Buscar o “sentido jurídico de constituição” pressupõe a análise conjugada com a totalidade da vida social em conexão com o conjunto da comunidade. A norma jurídica não deve ser entendida como norma pura, mas em conexão com a realidade social que lhe dá conteúdo fático e axiológico. Ou seja, uma norma jurídica somente se justifica se analisada sob um viés valorativo de concretização da dignidade do ser humano. A Constituição é um sistema, um todo unitário construído a partir de condutas humanas valoradas historicamente, constituindo o próprio fundamento do existir comunitário.


Quando a Constituição da República estabelece em seu artigo 226, que a família é a base da sociedade e assim tem especial proteção do Estado, e em seu § 3o, que para efeitos de proteção do Estado, é reconhecida a união estável entre homem e mulher como entidade familiar, devendo a lei facilitar sua conversão em casamento, está demonstrando que o existir comunitário decorre também desta nova unidade familiar reconhecida.


Na esteira de José Afonso da Silva (2005, p. 848), a Constituição afirma a família como base da sociedade e lhe estabelece especial proteção do Estado, mediante assistência na pessoa de cada um dos que a integram. Não é o casamento a única forma constitutiva da entidade familiar pois resta ampliada sua interpretação. Nesta ampliação, entre outras formas, está a união estável entre homem e mulher, cumprindo à lei facilitar sua conversão em casamento, o que resta estabelecido na Lei 9.278, de 10 de maio de 1996.

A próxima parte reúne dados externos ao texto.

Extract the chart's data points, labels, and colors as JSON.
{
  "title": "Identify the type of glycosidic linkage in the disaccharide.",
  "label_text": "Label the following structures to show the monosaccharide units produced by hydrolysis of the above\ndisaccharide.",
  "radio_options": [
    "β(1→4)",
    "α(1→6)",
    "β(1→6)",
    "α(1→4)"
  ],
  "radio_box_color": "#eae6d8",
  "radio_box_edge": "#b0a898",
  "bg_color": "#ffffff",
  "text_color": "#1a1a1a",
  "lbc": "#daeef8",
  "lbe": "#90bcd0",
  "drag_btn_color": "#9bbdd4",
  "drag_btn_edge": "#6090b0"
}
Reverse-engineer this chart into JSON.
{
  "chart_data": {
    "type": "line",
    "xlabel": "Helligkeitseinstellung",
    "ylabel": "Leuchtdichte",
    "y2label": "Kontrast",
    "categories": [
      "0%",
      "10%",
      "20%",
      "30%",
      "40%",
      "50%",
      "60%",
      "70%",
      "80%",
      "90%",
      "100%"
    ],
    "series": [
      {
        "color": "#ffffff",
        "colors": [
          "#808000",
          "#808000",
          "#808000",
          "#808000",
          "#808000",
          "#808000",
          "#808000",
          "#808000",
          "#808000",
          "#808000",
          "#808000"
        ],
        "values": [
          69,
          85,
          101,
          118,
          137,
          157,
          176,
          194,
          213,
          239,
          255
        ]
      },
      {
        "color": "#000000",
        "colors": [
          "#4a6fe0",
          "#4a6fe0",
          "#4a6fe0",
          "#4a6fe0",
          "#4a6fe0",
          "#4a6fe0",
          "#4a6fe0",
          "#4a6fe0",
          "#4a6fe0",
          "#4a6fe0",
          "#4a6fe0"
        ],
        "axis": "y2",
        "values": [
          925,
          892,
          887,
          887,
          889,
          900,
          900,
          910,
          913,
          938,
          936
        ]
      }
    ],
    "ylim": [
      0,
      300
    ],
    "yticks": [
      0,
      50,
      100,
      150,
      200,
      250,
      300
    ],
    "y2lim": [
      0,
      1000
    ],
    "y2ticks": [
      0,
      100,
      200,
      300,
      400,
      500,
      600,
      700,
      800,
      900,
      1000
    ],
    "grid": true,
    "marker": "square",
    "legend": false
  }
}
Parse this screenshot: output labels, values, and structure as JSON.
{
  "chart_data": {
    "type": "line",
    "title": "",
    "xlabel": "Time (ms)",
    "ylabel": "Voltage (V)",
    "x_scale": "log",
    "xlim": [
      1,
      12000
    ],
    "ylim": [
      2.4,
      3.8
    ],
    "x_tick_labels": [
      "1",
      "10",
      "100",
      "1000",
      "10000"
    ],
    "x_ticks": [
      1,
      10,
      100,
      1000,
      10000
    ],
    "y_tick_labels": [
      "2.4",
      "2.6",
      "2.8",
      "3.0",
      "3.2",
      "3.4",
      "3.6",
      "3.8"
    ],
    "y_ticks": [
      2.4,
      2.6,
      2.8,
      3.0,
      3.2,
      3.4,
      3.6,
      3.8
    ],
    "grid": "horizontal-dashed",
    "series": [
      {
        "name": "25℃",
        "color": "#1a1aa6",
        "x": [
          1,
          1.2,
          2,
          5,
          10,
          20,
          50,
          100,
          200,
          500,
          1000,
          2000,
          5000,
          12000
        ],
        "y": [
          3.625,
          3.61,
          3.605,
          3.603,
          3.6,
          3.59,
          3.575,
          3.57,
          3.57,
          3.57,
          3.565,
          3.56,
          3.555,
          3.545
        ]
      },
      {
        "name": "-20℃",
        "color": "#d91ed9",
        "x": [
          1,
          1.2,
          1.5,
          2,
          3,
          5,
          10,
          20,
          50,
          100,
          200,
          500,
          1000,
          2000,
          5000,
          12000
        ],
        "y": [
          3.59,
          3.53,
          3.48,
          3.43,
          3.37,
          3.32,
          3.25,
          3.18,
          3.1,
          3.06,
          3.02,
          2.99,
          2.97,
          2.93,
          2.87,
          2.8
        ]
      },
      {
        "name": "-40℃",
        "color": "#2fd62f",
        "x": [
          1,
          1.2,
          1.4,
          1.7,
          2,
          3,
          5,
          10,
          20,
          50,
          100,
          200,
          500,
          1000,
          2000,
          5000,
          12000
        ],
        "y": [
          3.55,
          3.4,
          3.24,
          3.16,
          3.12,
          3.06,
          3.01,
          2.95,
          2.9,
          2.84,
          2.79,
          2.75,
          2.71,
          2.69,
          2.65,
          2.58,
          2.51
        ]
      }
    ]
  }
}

Como afirma José Afonso da Silva (2005, p. 39), a Constituição deve ser vista como um complexo,


“não de partes que se adicionam ou se somam, mas de elementos e membros que se enlaçam num todo unitário. O sentido jurídico da constituição não se obterá, se a apreciarmos desgarrada da totalidade da vida social, sem conexão com o conjunto da comunidade. Pois bem, certos modos de agir em sociedade transformam-se em condutas humanas valoradas historicamente e constituem-se em fundamentos do existir comunitário, formando os elementos constitucionais do grupo social, que o constituinte intui e revela como preceitos normativos fundamentais: a constituição” (grifos do autor).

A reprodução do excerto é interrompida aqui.